Princeton just has to play to its potential.
No. 6 Cornell
Flip through Cornell’s schedule and among some high-profile wins you’ll also find two rough losses that might still weigh heavy on the minds of Big Red players. But that road loss early in November against a Brown side that hasn’t won since and 5-0 shutout loss a few weeks ago against Princeton are the only two blemishes on Cornell’s record.
The Big Red are 14-2-5 and on a six-game win streak that’s seen them combine to outscore opponents 24-7. They have allowed the fourth-least amount of goals of any team and can boost of the nation’s eighth-best average scoring margin. They are clicking at the right time.
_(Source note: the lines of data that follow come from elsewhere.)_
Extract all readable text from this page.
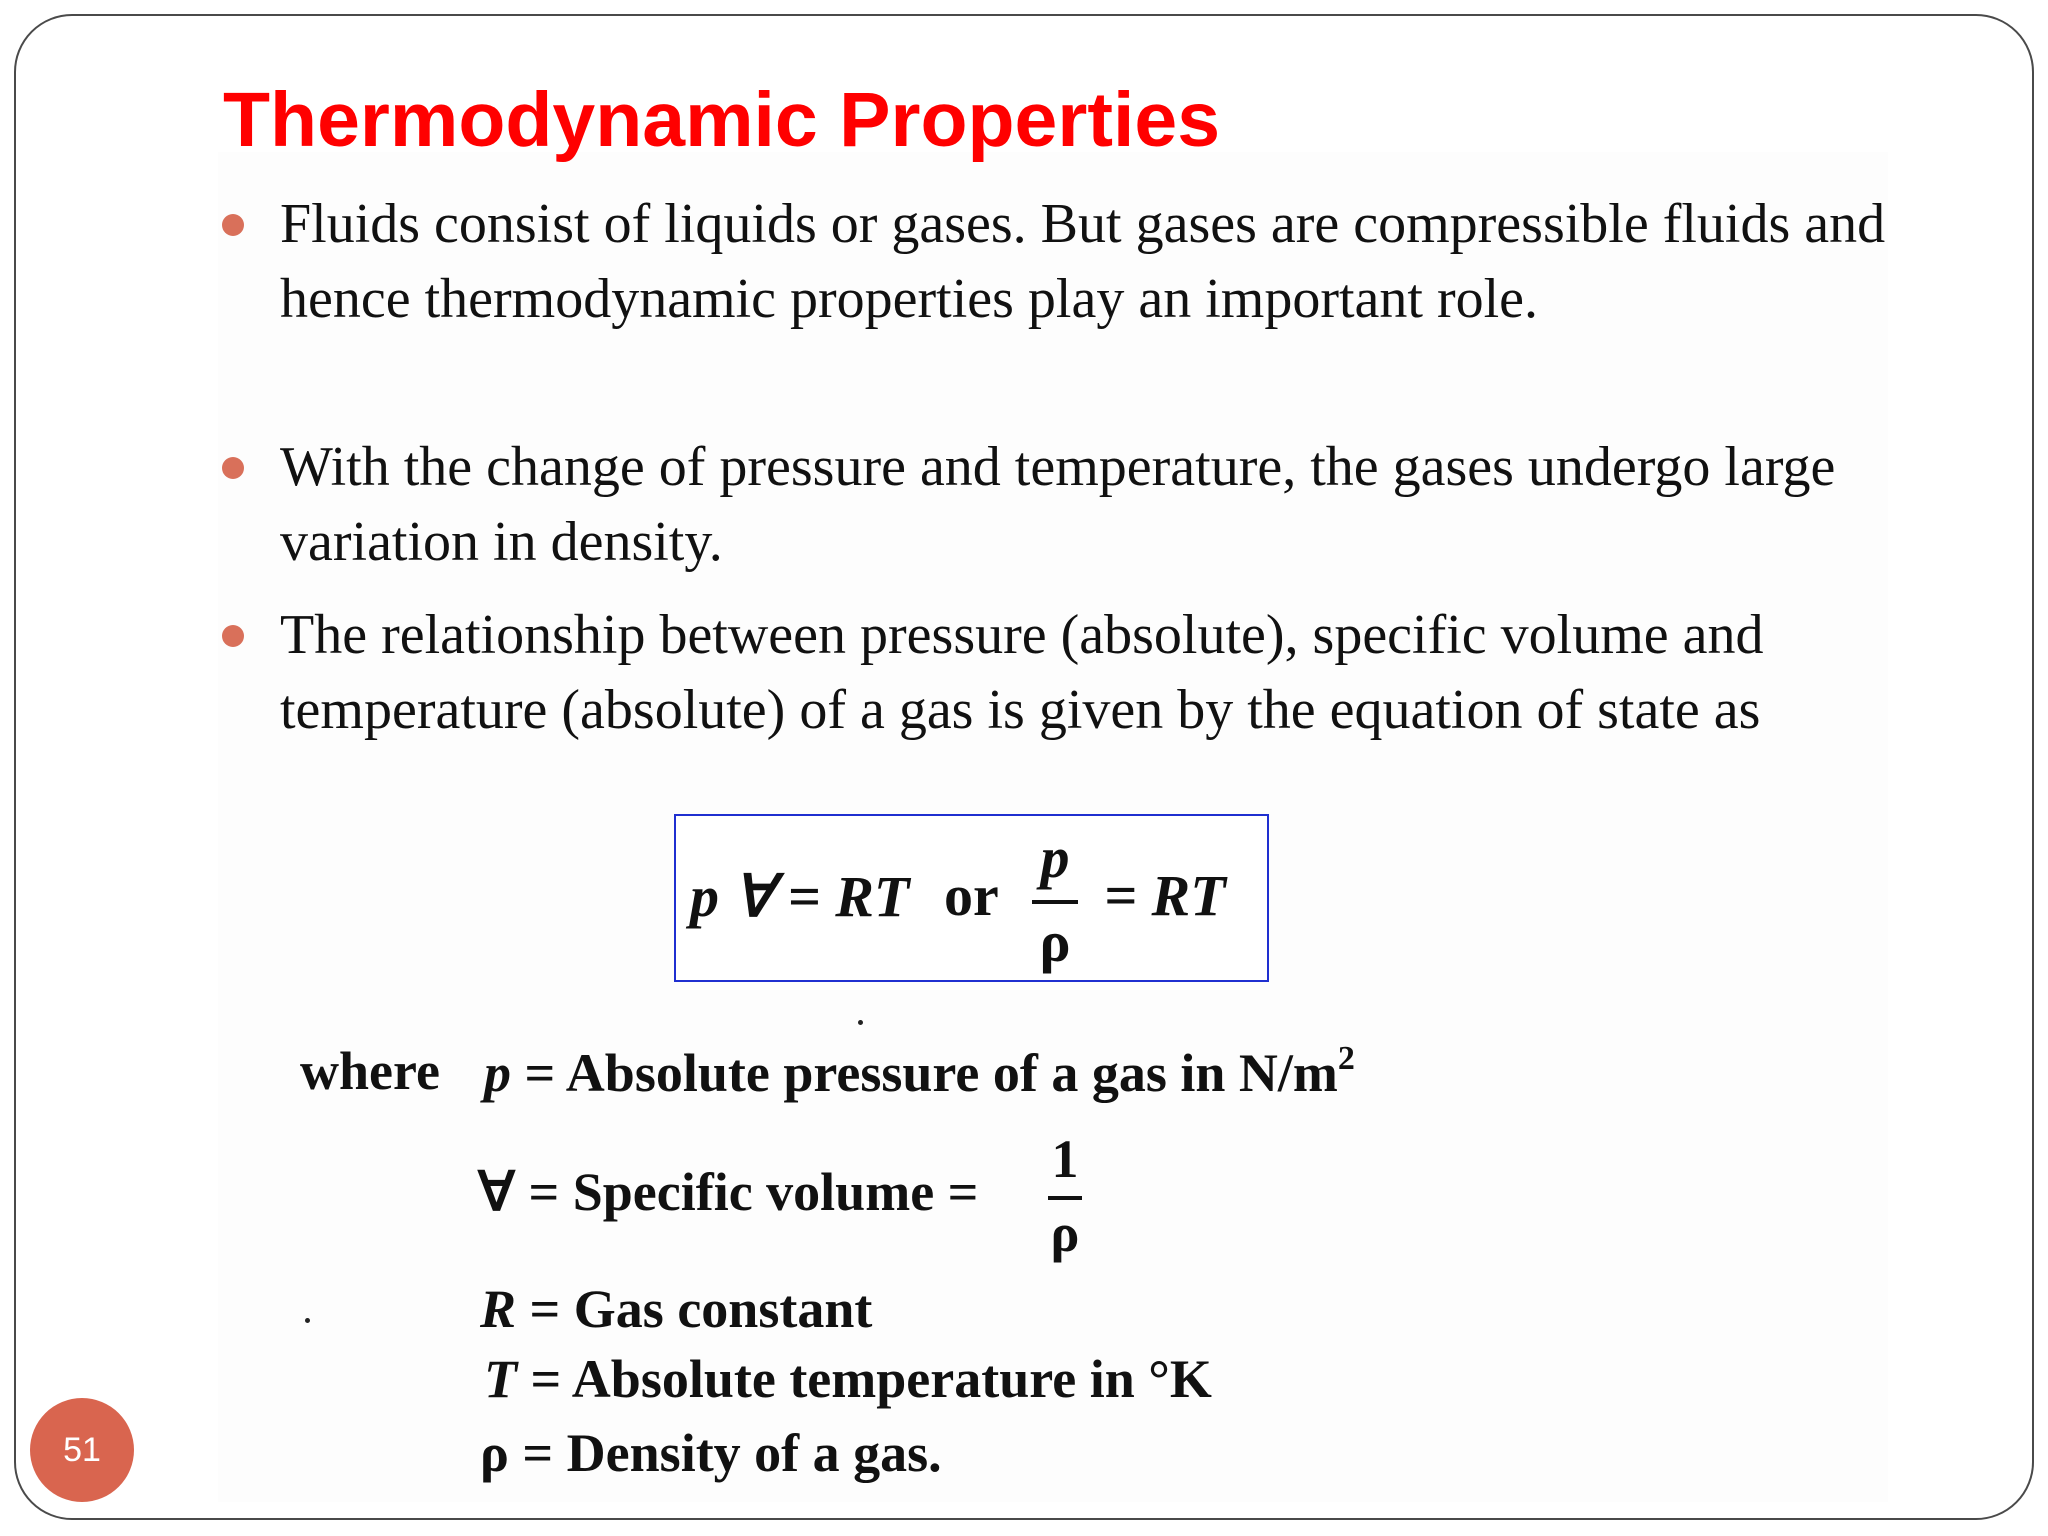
Thermodynamic Properties
Fluids consist of liquids or gases. But gases are compressible fluids and hence thermodynamic properties play an important role.
With the change of pressure and temperature, the gases undergo large variation in density.
The relationship between pressure (absolute), specific volume and temperature (absolute) of a gas is given by the equation of state as
p ∀ = RT or
p
ρ
= RT
where p = Absolute pressure of a gas in $N/m^2$
∀ = Specific volume =
1
ρ
R = Gas constant
T = Absolute temperature in °K
ρ = Density of a gas.
51
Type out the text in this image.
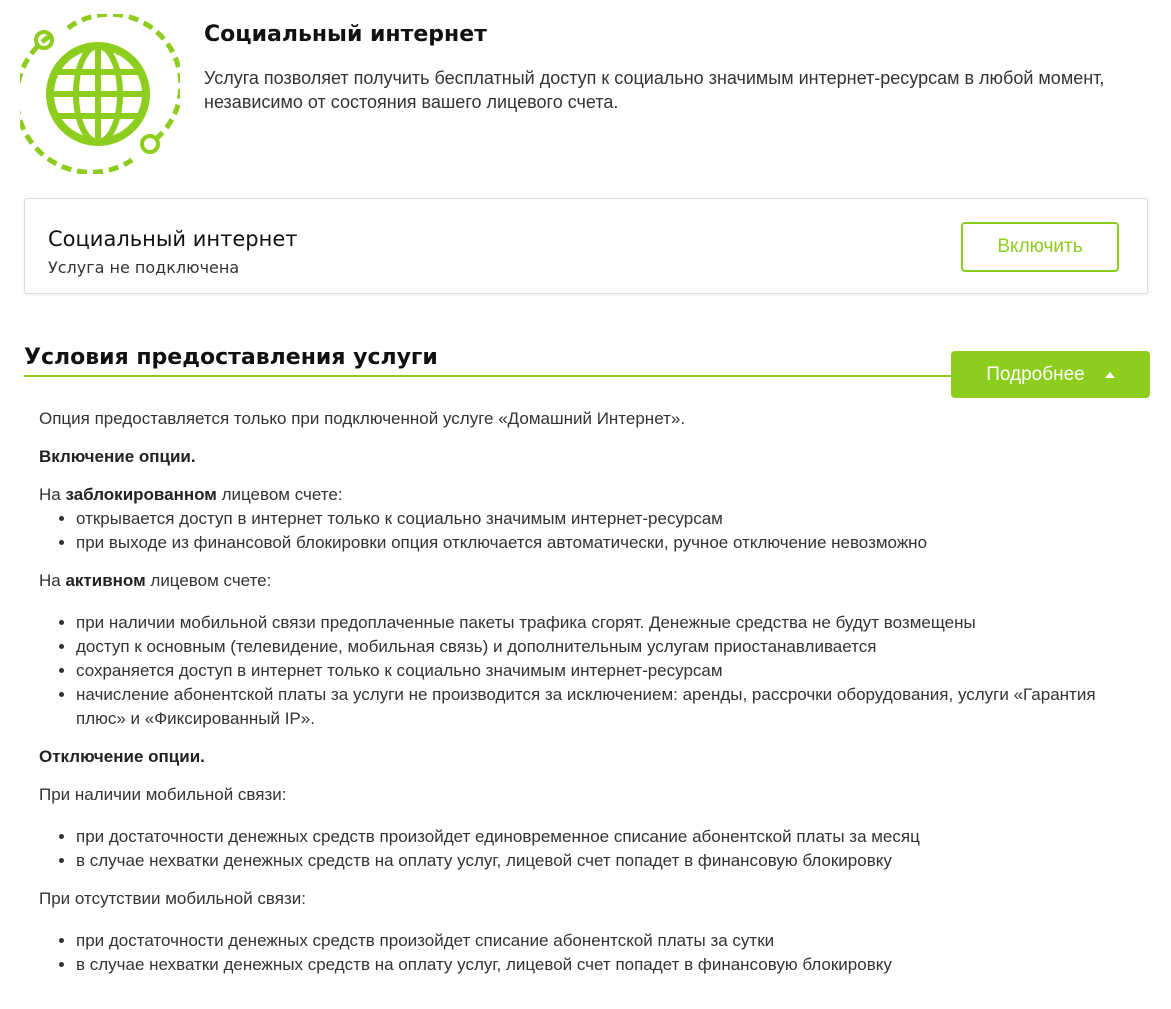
Социальный интернет
Услуга позволяет получить бесплатный доступ к социально значимым интернет-ресурсам в любой момент, независимо от состояния вашего лицевого счета.
Социальный интернет
Услуга не подключена
Включить
Условия предоставления услуги
Подробнее

Опция предоставляется только при подключенной услуге «Домашний Интернет».

Включение опции.

На заблокированном лицевом счете:

• открывается доступ в интернет только к социально значимым интернет-ресурсам
• при выходе из финансовой блокировки опция отключается автоматически, ручное отключение невозможно

На активном лицевом счете:

• при наличии мобильной связи предоплаченные пакеты трафика сгорят. Денежные средства не будут возмещены
• доступ к основным (телевидение, мобильная связь) и дополнительным услугам приостанавливается
• сохраняется доступ в интернет только к социально значимым интернет-ресурсам
• начисление абонентской платы за услуги не производится за исключением: аренды, рассрочки оборудования, услуги «Гарантия плюс» и «Фиксированный IP».

Отключение опции.

При наличии мобильной связи:

• при достаточности денежных средств произойдет единовременное списание абонентской платы за месяц
• в случае нехватки денежных средств на оплату услуг, лицевой счет попадет в финансовую блокировку

При отсутствии мобильной связи:

• при достаточности денежных средств произойдет списание абонентской платы за сутки
• в случае нехватки денежных средств на оплату услуг, лицевой счет попадет в финансовую блокировку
Cornell is poised to make its first return to the championship game since it lost in triple overtime in 2010 to Minnesota Duluth. And it has the pieces in leading-goal scorer Maddie Mills, Big Red assists leader Jaime Bourbonnais and goalie Marlene Boissonn to win.
No. 7 Boston College
Boston College endured an 0-2 start to the season and 1-6 stretch from the end of November through to January to amass an 18-9 record and top-10 ranking. The Eagles are second in the Hockey East standings and have won five consecutive games, scoring at least four goals each time. They need to replicate the success they’ve had at home, going 11-1, on the road, where they’ve only gone 7-8, but they have won three-straight games away from home and can prove that’s not a fluke with a strong showing at the Women’s Beanpot.
The Eagles also average 13.2 more shots per game than their opponents and are third in the nation in short-handed goals. Megan Keller is tied with Daryl Watts for the team lead in goals scored, 14, and leads the team in assists with 20. Boston College is fourth in the nation in assists.
No. 8 Boston
Boston is on a tear the past seven games with six wins and a tie and at least three goals scored each time out on the ice. And while the Terriers are third in the Hockey East standings behind Northeastern and Boston College, the conference is deep this season with all three of those teams ranked and Providence and Merrimack receiving votes, too. Boston is a combined 5-3-3 against those four teams and Feb. 5 has another shot at its first win against Northeastern this season during the Women’s Beanpot.
The Terriers have actually performed better on the road than at home this season, which could bode well come tournament time, and have in their arsenal the nation’s leader for total assists in Jesse Compher. Boston also averages 1.23 more goals per game than its opponents.